= Yeiko Mizobe So =

Yeiko Mizobe So (December 4, 1867 – August 13, 1932) was the founder of the Japanese Women’s Home in Honolulu. The organization was a shelter for Japanese picture brides fleeing abuse.

== Early life ==
So was born Yeiko Mizobe in Fukuoka, Japan on December 4, 1867. She was born into a samurai family. She married Isojiro So in 1888, but he of an illness died six months later. Soon after Isojiro's death, So converted to Christianity after meeting Orramel Hinckley Gulick and his wife, who were from Hawaii. So decided not to remarry and entered the Kobe Women's Seminary.
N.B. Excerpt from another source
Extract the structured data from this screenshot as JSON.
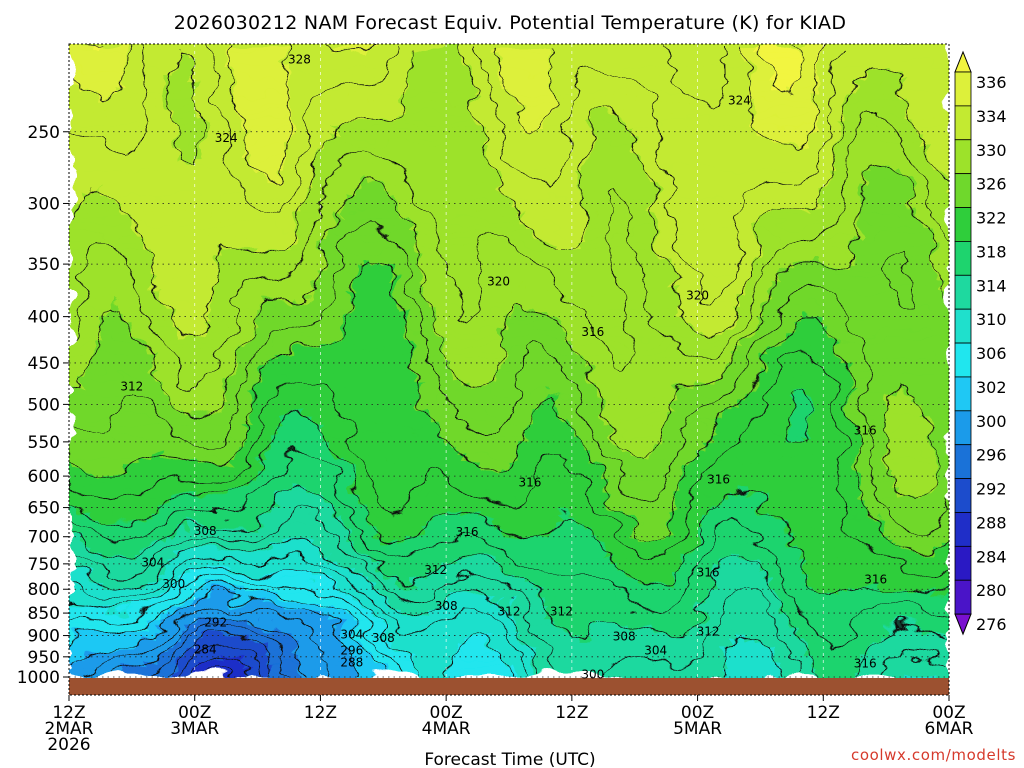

She graduated in April 1893.

== Hawaii ==
The Gulicks were called to return to Hawaii in 1894, and suggested to the Hawaii Board of Missions that they should invite a missionary from Japan to serve the growing Japanese community. The Board of Missions invited So in 1895, and she arrived in Honolulu on May 20, 1895.
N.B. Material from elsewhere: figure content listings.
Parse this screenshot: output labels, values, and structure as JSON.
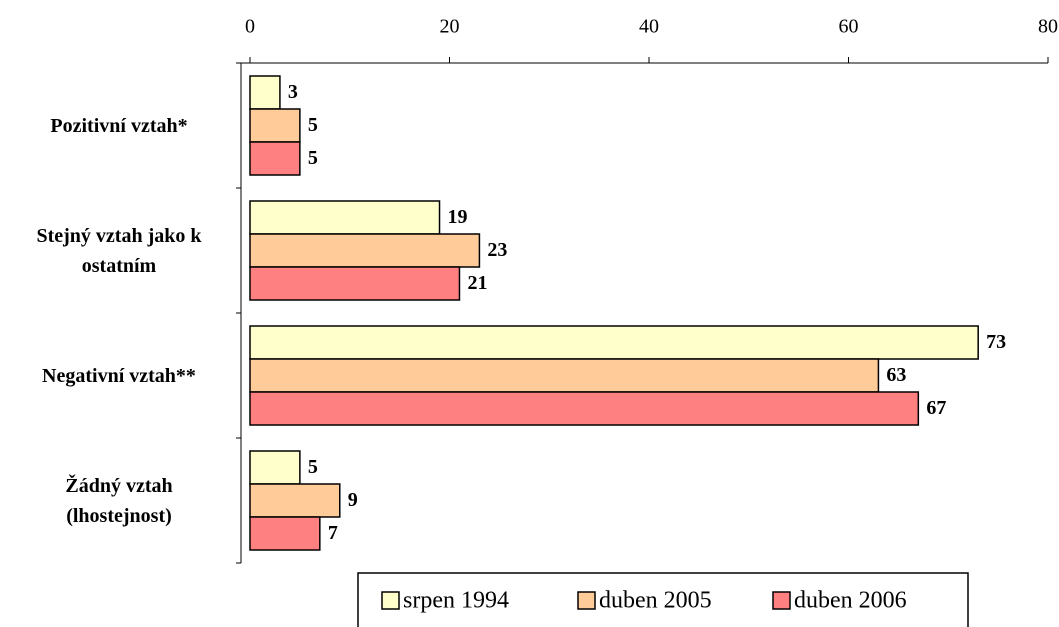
{
  "chart_data": {
    "type": "hbar",
    "categories": [
      "Pozitivní vztah*",
      "Stejný vztah jako k\nostatním",
      "Negativní vztah**",
      "Žádný vztah\n(lhostejnost)"
    ],
    "series": [
      {
        "name": "srpen 1994",
        "color": "#ffffcc",
        "values": [
          3,
          19,
          73,
          5
        ]
      },
      {
        "name": "duben 2005",
        "color": "#ffcc99",
        "values": [
          5,
          23,
          63,
          9
        ]
      },
      {
        "name": "duben 2006",
        "color": "#ff8080",
        "values": [
          5,
          21,
          67,
          7
        ]
      }
    ],
    "xlim": [
      0,
      80
    ],
    "xticks": [
      0,
      20,
      40,
      60,
      80
    ]
  }
}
After touring the islands, So founded the Japanese Women's Home in the same year. Its purpose was to help Japanese women who ran away from domestic violence and forced prostitution. Prostitution was more profitable than work at the sugar plantations, so many women were forced into prostitution by their husbands. The women living in the shelter cooked, cleaned, and maintained it. There was also a nursery and playground for children who came to the shelter with their mothers. The shelter also offered job training and classes. After leaving the shelter, So and her staff would call on women at home to make sure that they were doing well and offer support. The shelter served over 700 women during its 10 years of operation. It closed when the Territorial Immigration Center took over supporting abused picture brides.

In 1905, So founded the Home for Neglected Children, which was funded by the Nuuanu Congregational Church. The home served more than 350 children. So adopted her daughter, Esther, from the shelter.

So retired in 1931, and died at Queens Hospital on August 13, 1932.